DxO Optics Pro 8 Standard: can it replace Photoshop?
Like Adobe Photoshop Lightroom 5, DxO Optics Pro 8 is a raw-image-processing specialist.
It isn’t designed for creative projects, and it doesn’t have the multitalented toolset of Photoshop: its job is simply to take raw files from your DSLR and help you adjust the colours and sharpness, reduce the noise and generally optimise them before saving them for print or web.
You might be surprised at how sparse the feature set is, especially if you’ve used Lightroom before. Aside from a dust-removal tool, DxO has no facility to make local edits, and it lacks Lightroom’s cataloguing capabilities. There’s no search, stacking, virtual folder or filtering tools here to help you manage your photo library.
What it does have is a superb raw-processing engine that more than matches that of Lightroom and, therefore, Photoshop’s Camera Raw module.
The star feature of Optics Pro 8 is its lens-correction capability.
Thanks to lab-based analysis, DxO holds correction profiles for more than 10,000 combinations of camera bodies and lenses, which allow the software to automatically correct geometric distortions (such as the barrel distortion that occurs at wide angle on zoom lenses), chromatic aberrations, vignetting and sharpness variations, among others.
Also, it can apply these across both raw files and JPEGs. With Lightroom applying only geometric corrections automatically, it gives DxO an immediate head start.
When it comes to other critical operations in the raw-processing workflow, DxO also holds its own. The noise-reduction tools are superb, applying well-judged chroma and luminance reductions that don’t interfere too much with detail retention.

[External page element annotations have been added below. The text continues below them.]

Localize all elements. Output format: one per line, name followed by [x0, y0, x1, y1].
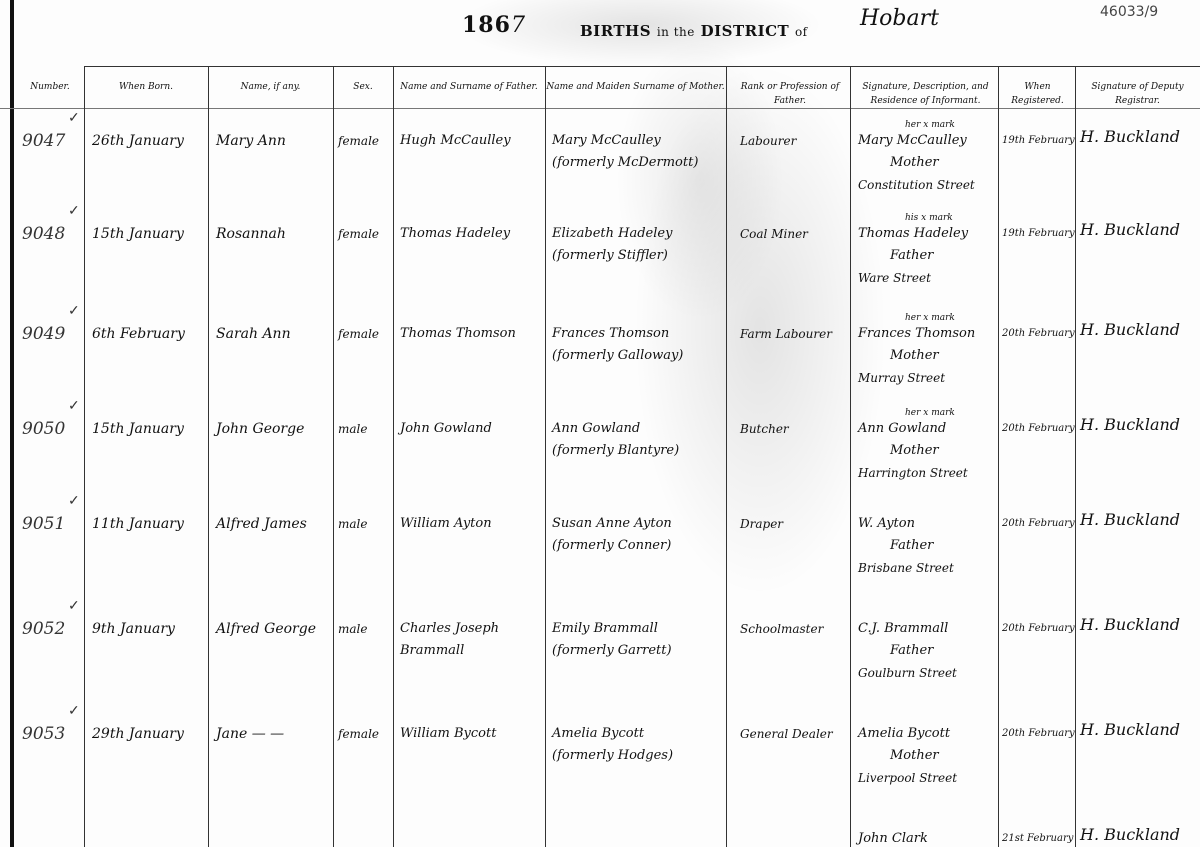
- entry-registered: 19th February: [1002, 130, 1075, 152]
- entry-child-name: Mary Ann: [216, 130, 286, 152]
- entry-child-name: Rosannah: [216, 223, 286, 245]
- entry-mother-maiden: (formerly Garrett): [552, 640, 672, 662]
- entry-informant: W. Ayton: [858, 513, 915, 535]
- entry-informant-residence: Brisbane Street: [858, 557, 954, 579]
- entry-mother: Susan Anne Ayton: [552, 513, 672, 535]
- entry-father-surname: Brammall: [400, 640, 464, 662]
- entry-sex: male: [338, 513, 367, 535]
- entry-informant: C.J. Brammall: [858, 618, 948, 640]
- entry-mother: Frances Thomson: [552, 323, 669, 345]
- entry-when-born: 9th January: [92, 618, 175, 640]
- entry-father: John Gowland: [400, 418, 492, 440]
- entry-informant: Frances Thomson: [858, 323, 975, 345]
- entry-registrar-signature: H. Buckland: [1080, 824, 1180, 846]
- entry-informant-relation: Mother: [890, 745, 939, 767]
- entry-when-born: 11th January: [92, 513, 184, 535]
- column-divider: [84, 66, 85, 847]
- checkmark-icon: ✓: [68, 110, 80, 126]
- entry-child-name: Jane — —: [216, 723, 284, 745]
- entry-mother-maiden: (formerly Blantyre): [552, 440, 679, 462]
- district-name: Hobart: [860, 6, 939, 31]
- entry-registrar-signature: H. Buckland: [1080, 126, 1180, 148]
- entry-number: 9047: [22, 130, 65, 152]
- register-page: 1867 BIRTHS in the DISTRICT of Hobart 46…: [0, 0, 1200, 847]
- column-header-registered: When Registered.: [1005, 80, 1070, 108]
- entry-child-name: Alfred George: [216, 618, 316, 640]
- entry-registrar-signature: H. Buckland: [1080, 319, 1180, 341]
- column-divider: [208, 66, 209, 847]
- entry-profession: General Dealer: [740, 723, 833, 745]
- entry-mother: Emily Brammall: [552, 618, 658, 640]
- entry-father: William Ayton: [400, 513, 492, 535]
- entry-number: 9050: [22, 418, 65, 440]
- column-header-mother: Name and Maiden Surname of Mother.: [545, 80, 726, 94]
- entry-informant: Mary McCaulley: [858, 130, 967, 152]
- checkmark-icon: ✓: [68, 303, 80, 319]
- entry-sex: female: [338, 130, 379, 152]
- binding-edge: [10, 0, 14, 847]
- entry-mother: Elizabeth Hadeley: [552, 223, 672, 245]
- column-divider: [1075, 66, 1076, 847]
- entry-registered: 20th February: [1002, 618, 1075, 640]
- entry-mother-maiden: (formerly Galloway): [552, 345, 683, 367]
- entry-informant-relation: Father: [890, 640, 933, 662]
- entry-informant-residence: Murray Street: [858, 367, 945, 389]
- entry-sex: male: [338, 618, 367, 640]
- entry-informant-residence: Liverpool Street: [858, 767, 957, 789]
- column-header-name: Name, if any.: [208, 80, 333, 94]
- entry-number: 9049: [22, 323, 65, 345]
- entry-registrar-signature: H. Buckland: [1080, 614, 1180, 636]
- entry-profession: Butcher: [740, 418, 789, 440]
- entry-when-born: 26th January: [92, 130, 184, 152]
- checkmark-icon: ✓: [68, 493, 80, 509]
- entry-informant: John Clark: [858, 828, 928, 847]
- entry-number: 9053: [22, 723, 65, 745]
- checkmark-icon: ✓: [68, 203, 80, 219]
- entry-informant-relation: Father: [890, 245, 933, 267]
- entry-profession: Draper: [740, 513, 783, 535]
- entry-informant-residence: Goulburn Street: [858, 662, 957, 684]
- entry-registrar-signature: H. Buckland: [1080, 414, 1180, 436]
- entry-mother-maiden: (formerly Hodges): [552, 745, 673, 767]
- header-bottom-rule: [0, 108, 1200, 109]
- column-header-registrar: Signature of Deputy Registrar.: [1080, 80, 1195, 108]
- entry-informant: Amelia Bycott: [858, 723, 950, 745]
- entry-when-born: 15th January: [92, 418, 184, 440]
- entry-when-born: 6th February: [92, 323, 185, 345]
- entry-child-name: John George: [216, 418, 304, 440]
- entry-profession: Farm Labourer: [740, 323, 832, 345]
- register-year: 1867: [462, 12, 526, 38]
- column-divider: [998, 66, 999, 847]
- entry-father: Hugh McCaulley: [400, 130, 511, 152]
- entry-profession: Coal Miner: [740, 223, 808, 245]
- reference-number: 46033/9: [1100, 4, 1158, 20]
- entry-when-born: 29th January: [92, 723, 184, 745]
- column-header-number: Number.: [20, 80, 80, 94]
- entry-mother-maiden: (formerly McDermott): [552, 152, 698, 174]
- entry-registered: 20th February: [1002, 323, 1075, 345]
- entry-child-name: Alfred James: [216, 513, 307, 535]
- register-title: BIRTHS in the DISTRICT of: [580, 22, 808, 40]
- entry-registrar-signature: H. Buckland: [1080, 719, 1180, 741]
- entry-number: 9051: [22, 513, 65, 535]
- entry-profession: Labourer: [740, 130, 796, 152]
- entry-number: 9052: [22, 618, 65, 640]
- entry-registered: 19th February: [1002, 223, 1075, 245]
- checkmark-icon: ✓: [68, 703, 80, 719]
- entry-father: William Bycott: [400, 723, 496, 745]
- entry-sex: female: [338, 223, 379, 245]
- entry-registrar-signature: H. Buckland: [1080, 509, 1180, 531]
- checkmark-icon: ✓: [68, 398, 80, 414]
- column-header-informant: Signature, Description, and Residence of…: [858, 80, 993, 108]
- entry-number: 9048: [22, 223, 65, 245]
- entry-informant-relation: Father: [890, 535, 933, 557]
- entry-profession: Schoolmaster: [740, 618, 823, 640]
- entry-child-name: Sarah Ann: [216, 323, 291, 345]
- entry-father: Thomas Hadeley: [400, 223, 510, 245]
- entry-when-born: 15th January: [92, 223, 184, 245]
- entry-mother: Ann Gowland: [552, 418, 640, 440]
- table-top-rule: [84, 66, 1200, 67]
- entry-informant-relation: Mother: [890, 440, 939, 462]
- entry-sex: female: [338, 323, 379, 345]
- entry-sex: female: [338, 723, 379, 745]
- column-header-when-born: When Born.: [84, 80, 208, 94]
- entry-informant: Thomas Hadeley: [858, 223, 968, 245]
- entry-informant-relation: Mother: [890, 345, 939, 367]
- entry-registered: 20th February: [1002, 418, 1075, 440]
- column-header-profession: Rank or Profession of Father.: [735, 80, 845, 108]
- column-header-sex: Sex.: [333, 80, 393, 94]
- entry-father: Thomas Thomson: [400, 323, 516, 345]
- column-divider: [333, 66, 334, 847]
- column-header-father: Name and Surname of Father.: [393, 80, 545, 94]
- entry-registered: 20th February: [1002, 513, 1075, 535]
- entry-sex: male: [338, 418, 367, 440]
- column-divider: [726, 66, 727, 847]
- column-divider: [850, 66, 851, 847]
- column-divider: [393, 66, 394, 847]
- entry-registered: 21st February: [1002, 828, 1073, 847]
- checkmark-icon: ✓: [68, 598, 80, 614]
- entry-informant-residence: Ware Street: [858, 267, 931, 289]
- entry-mother-maiden: (formerly Stiffler): [552, 245, 668, 267]
- entry-father: Charles Joseph: [400, 618, 499, 640]
- entry-informant-relation: Mother: [890, 152, 939, 174]
- entry-registered: 20th February: [1002, 723, 1075, 745]
- entry-mother: Amelia Bycott: [552, 723, 644, 745]
- entry-mother-maiden: (formerly Conner): [552, 535, 671, 557]
- entry-registrar-signature: H. Buckland: [1080, 219, 1180, 241]
- entry-mother: Mary McCaulley: [552, 130, 661, 152]
- entry-informant-residence: Harrington Street: [858, 462, 968, 484]
- column-divider: [545, 66, 546, 847]
- entry-informant-residence: Constitution Street: [858, 174, 975, 196]
- entry-informant: Ann Gowland: [858, 418, 946, 440]
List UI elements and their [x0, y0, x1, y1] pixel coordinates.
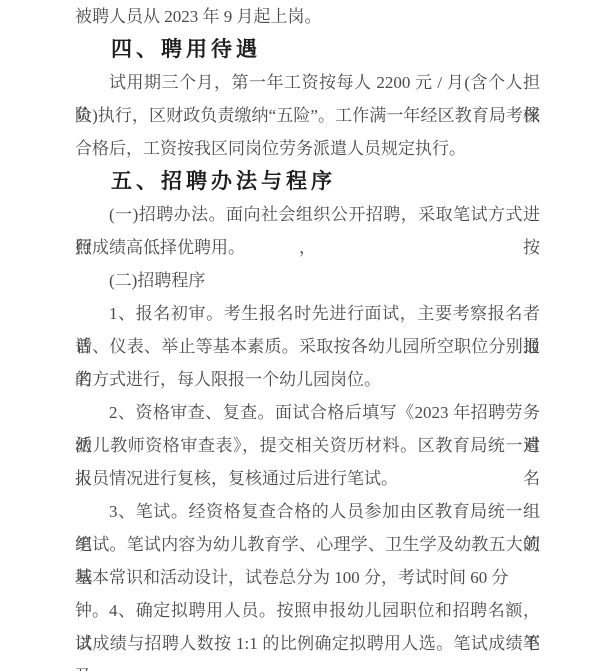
- document-text-block: 被聘人员从 2023 年 9 月起上岗。四、聘用待遇试用期三个月，第一年工资按每…: [75, 0, 540, 660]
- text-line: 险)执行，区财政负责缴纳“五险”。工作满一年经区教育局考核: [75, 99, 540, 132]
- text-line: (二)招聘程序: [75, 264, 540, 297]
- text-line: 被聘人员从 2023 年 9 月起上岗。: [75, 0, 540, 33]
- text-line: 基本常识和活动设计，试卷总分为 100 分，考试时间 60 分钟。: [75, 561, 540, 594]
- section-heading: 四、聘用待遇: [75, 33, 540, 66]
- document-page: 被聘人员从 2023 年 9 月起上岗。四、聘用待遇试用期三个月，第一年工资按每…: [0, 0, 600, 671]
- text-line: 试成绩与招聘人数按 1:1 的比例确定拟聘用人选。笔试成绩不及: [75, 627, 540, 660]
- text-line: 4、确定拟聘用人员。按照申报幼儿园职位和招聘名额，以笔: [75, 594, 540, 627]
- text-line: 幼儿教师资格审查表》，提交相关资历材料。区教育局统一对报名: [75, 429, 540, 462]
- text-line: 话、仪表、举止等基本素质。采取按各幼儿园所空职位分别报名: [75, 330, 540, 363]
- text-line: (一)招聘办法。面向社会组织公开招聘，采取笔试方式进行，按: [75, 198, 540, 231]
- text-line: 2、资格审查、复查。面试合格后填写《2023 年招聘劳务派遣: [75, 396, 540, 429]
- text-line: 的方式进行，每人限报一个幼儿园岗位。: [75, 363, 540, 396]
- text-line: 笔试。笔试内容为幼儿教育学、心理学、卫生学及幼教五大领域: [75, 528, 540, 561]
- section-heading: 五、招聘办法与程序: [75, 165, 540, 198]
- text-line: 合格后，工资按我区同岗位劳务派遣人员规定执行。: [75, 132, 540, 165]
- text-line: 试用期三个月，第一年工资按每人 2200 元 / 月(含个人担负保: [75, 66, 540, 99]
- text-line: 1、报名初审。考生报名时先进行面试，主要考察报名者普通: [75, 297, 540, 330]
- text-line: 3、笔试。经资格复查合格的人员参加由区教育局统一组织的: [75, 495, 540, 528]
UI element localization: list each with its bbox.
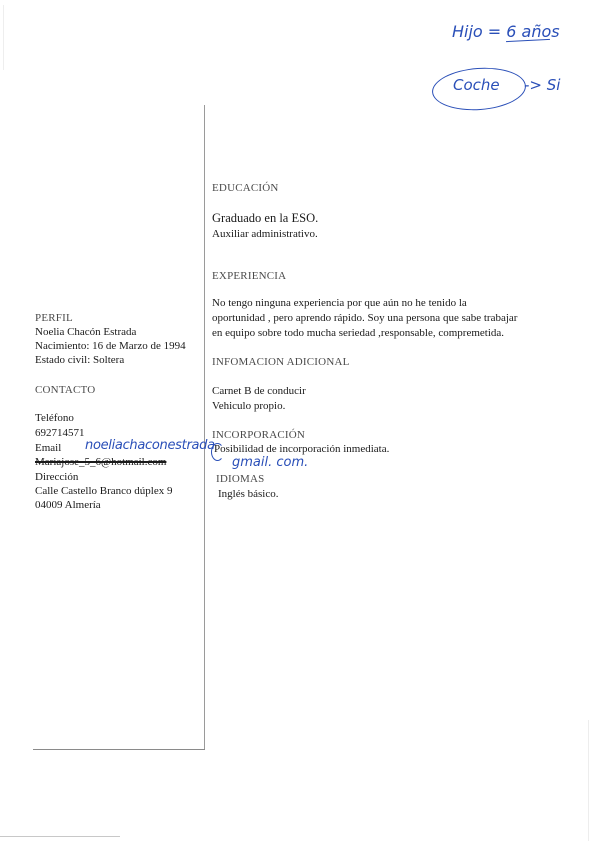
section-heading-idiomas: IDIOMAS	[216, 472, 264, 486]
bottom-border-line	[33, 749, 205, 750]
section-heading-contacto: CONTACTO	[35, 383, 95, 397]
profile-name: Noelia Chacón Estrada	[35, 325, 136, 339]
educacion-item: Graduado en la ESO.	[212, 211, 318, 225]
scan-edge-bottom	[0, 836, 120, 837]
email-label: Email	[35, 441, 61, 455]
section-heading-info-adicional: INFOMACION ADICIONAL	[212, 355, 350, 369]
handwritten-email-domain: gmail. com.	[232, 455, 308, 470]
experiencia-line: en equipo sobre todo mucha seriedad ,res…	[212, 326, 504, 340]
incorporacion-text: Posibilidad de incorporación inmediata.	[214, 442, 389, 456]
address-label: Dirección	[35, 470, 78, 484]
info-adicional-item: Vehiculo propio.	[212, 399, 285, 413]
handwritten-coche-note: Coche	[453, 76, 500, 94]
experiencia-line: No tengo ninguna experiencia por que aún…	[212, 296, 467, 310]
profile-birth: Nacimiento: 16 de Marzo de 1994	[35, 339, 186, 353]
section-heading-perfil: PERFIL	[35, 311, 73, 325]
idiomas-text: Inglés básico.	[218, 487, 278, 501]
scan-edge-left	[3, 5, 4, 70]
experiencia-line: oportunidad , pero aprendo rápido. Soy u…	[212, 311, 517, 325]
address-line2: 04009 Almería	[35, 498, 101, 512]
profile-civil-status: Estado civil: Soltera	[35, 353, 124, 367]
section-heading-educacion: EDUCACIÓN	[212, 181, 279, 195]
phone-label: Teléfono	[35, 411, 74, 425]
info-adicional-item: Carnet B de conducir	[212, 384, 306, 398]
section-heading-experiencia: EXPERIENCIA	[212, 269, 286, 283]
email-value-struck: Mariajose_5_6@hotmail.com	[35, 455, 166, 469]
scan-edge-right	[588, 720, 589, 841]
handwritten-coche-answer: -> Si	[524, 76, 560, 94]
section-heading-incorporacion: INCORPORACIÓN	[212, 428, 305, 442]
educacion-item: Auxiliar administrativo.	[212, 227, 318, 241]
cv-page: Hijo = 6 años Coche -> Si EDUCACIÓN Grad…	[0, 0, 595, 841]
address-line1: Calle Castello Branco dúplex 9	[35, 484, 172, 498]
phone-value: 692714571	[35, 426, 85, 440]
column-divider	[204, 105, 205, 750]
handwritten-email: noeliachaconestrada	[85, 438, 215, 453]
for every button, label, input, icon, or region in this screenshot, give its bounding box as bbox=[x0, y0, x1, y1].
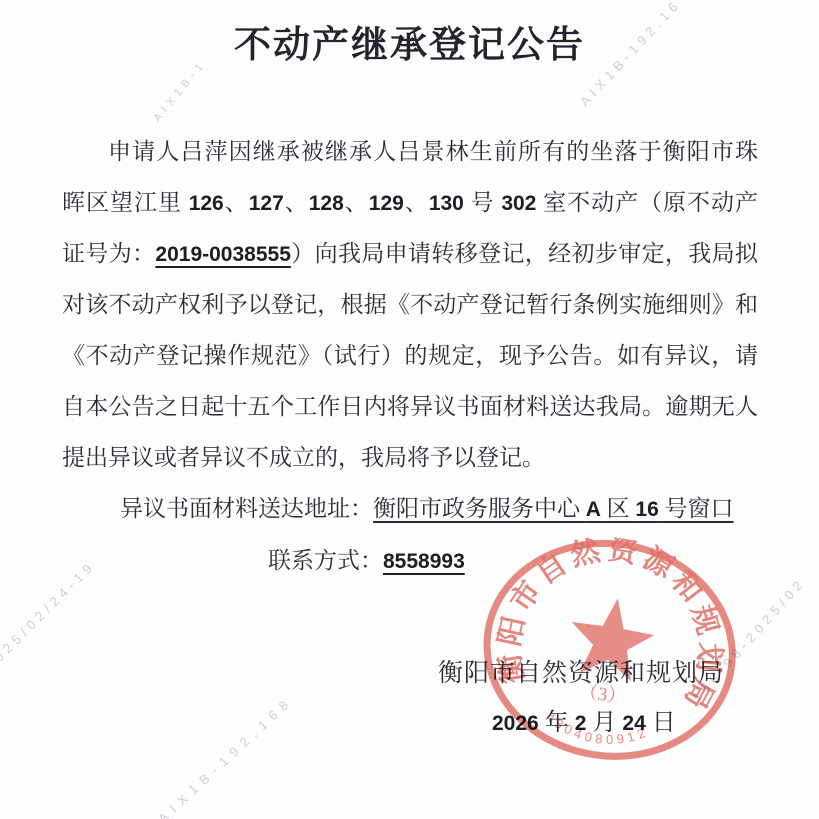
body-line-6: 自本公告之日起十五个工作日内将异议书面材料送达我局。逾期无人 bbox=[62, 381, 758, 432]
body-line-2: 晖区望江里 126、127、128、129、130 号 302 室不动产（原不动… bbox=[62, 177, 758, 228]
document-body: 申请人吕萍因继承被继承人吕景林生前所有的坐落于衡阳市珠 晖区望江里 126、12… bbox=[62, 126, 758, 587]
house-number: 130 bbox=[429, 192, 464, 215]
body-line-7: 提出异议或者异议不成立的，我局将予以登记。 bbox=[62, 432, 758, 483]
address-label: 异议书面材料送达地址： bbox=[120, 496, 373, 521]
body-text-run: 号 bbox=[464, 190, 501, 215]
address-value: 衡阳市政务服务中心 A 区 16 号窗口 bbox=[373, 496, 734, 521]
body-line-4: 对该不动产权利予以登记，根据《不动产登记暂行条例实施细则》和 bbox=[62, 279, 758, 330]
house-number: 126 bbox=[189, 192, 224, 215]
zone-letter: A bbox=[586, 498, 601, 521]
body-text-run: 室不动产（原不动产 bbox=[536, 190, 758, 215]
house-number: 127 bbox=[249, 192, 284, 215]
window-number: 16 bbox=[635, 498, 658, 521]
seal-star-icon bbox=[564, 592, 659, 684]
watermark-bottom-left: AIX1B-192.168 bbox=[155, 693, 296, 819]
address-run: 衡阳市政务服务中心 bbox=[373, 496, 586, 521]
body-line-3: 证号为：2019-0038555）向我局申请转移登记，经初步审定，我局拟 bbox=[62, 228, 758, 279]
phone-number: 8558993 bbox=[383, 550, 465, 573]
house-number: 129 bbox=[369, 192, 404, 215]
body-line-5: 《不动产登记操作规范》（试行）的规定，现予公告。如有异议，请 bbox=[62, 330, 758, 381]
house-number: 128 bbox=[309, 192, 344, 215]
room-number: 302 bbox=[501, 192, 536, 215]
objection-address-line: 异议书面材料送达地址：衡阳市政务服务中心 A 区 16 号窗口 bbox=[62, 483, 758, 535]
body-line-1: 申请人吕萍因继承被继承人吕景林生前所有的坐落于衡阳市珠 bbox=[62, 126, 758, 177]
body-text-run: 、 bbox=[284, 190, 309, 215]
watermark-left-edge: 2025/02/24-19 bbox=[0, 558, 98, 674]
body-text-run: 、 bbox=[404, 190, 429, 215]
body-text-run: 、 bbox=[344, 190, 369, 215]
seal-code: （3） bbox=[577, 680, 627, 709]
phone-label: 联系方式： bbox=[268, 548, 383, 573]
address-run: 区 bbox=[601, 496, 636, 521]
certificate-number: 2019-0038555 bbox=[155, 243, 290, 266]
announcement-document: AIX1B-192.16 AIX1B-1 2025/02/24-19 AIX1B… bbox=[0, 0, 819, 819]
body-text-run: 证号为： bbox=[62, 241, 155, 266]
address-run: 号窗口 bbox=[659, 496, 734, 521]
body-text-run: 晖区望江里 bbox=[62, 190, 189, 215]
body-text-run: 、 bbox=[224, 190, 249, 215]
official-seal: 衡阳市自然资源和规划局 （3） 4304080912 bbox=[461, 519, 758, 789]
document-title: 不动产继承登记公告 bbox=[0, 14, 819, 68]
body-text-run: ）向我局申请转移登记，经初步审定，我局拟 bbox=[291, 241, 758, 266]
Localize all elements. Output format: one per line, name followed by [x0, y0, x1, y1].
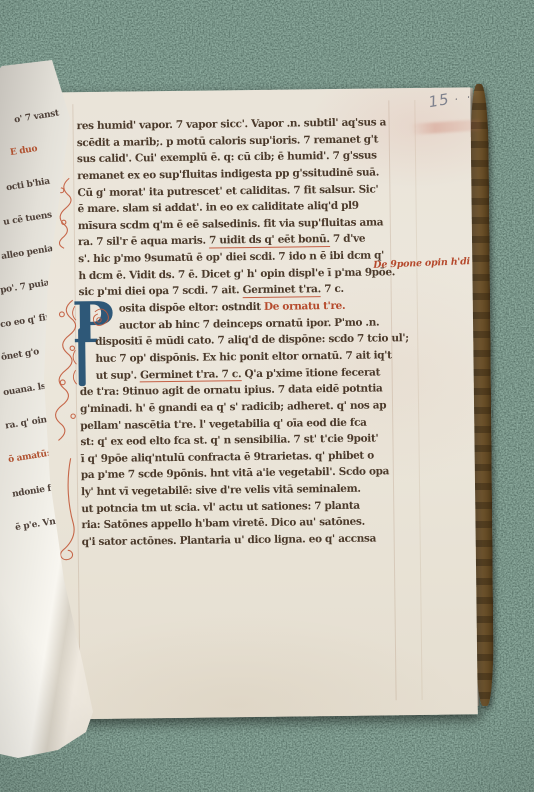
manuscript-page: 15· · P: [30, 87, 478, 719]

Optics Pro 8’s Smart Lighting tool does a wonderful job of balancing shadow and highlight details, and although there’s little between them when it comes to the power of their processing tools, on the whole we’ve found that DxO’s default settings do a better job than Lightroom’s.
Other handy tools include a host of presets – one produces a convincing yet subtle HDR effect from a single image, while another retains fine grain noise – and perspective-correction tools that allow you to level horizons and square off buildings.
Next to the lack of management and filtering tools, there’s only one area we’d criticise Optics Pro 8 for, and that’s performance. Dragging most sliders around in Lightroom produces an instantaneous effect on your image; in DxO, on our ageing, second-generation Core i5 laptop, we had to wait a moment to see the results.
Nevertheless, if what you desire is the best possible results from your raw files at the cost of all else, that’s precisely what DxO Optics Pro 8 will give you, with its superior optical corrections and subtle image-wide processing. It’s great value, too, at £73 inc VAT, or £149 inc VAT for the Elite version, which would suit pro-DSLR users.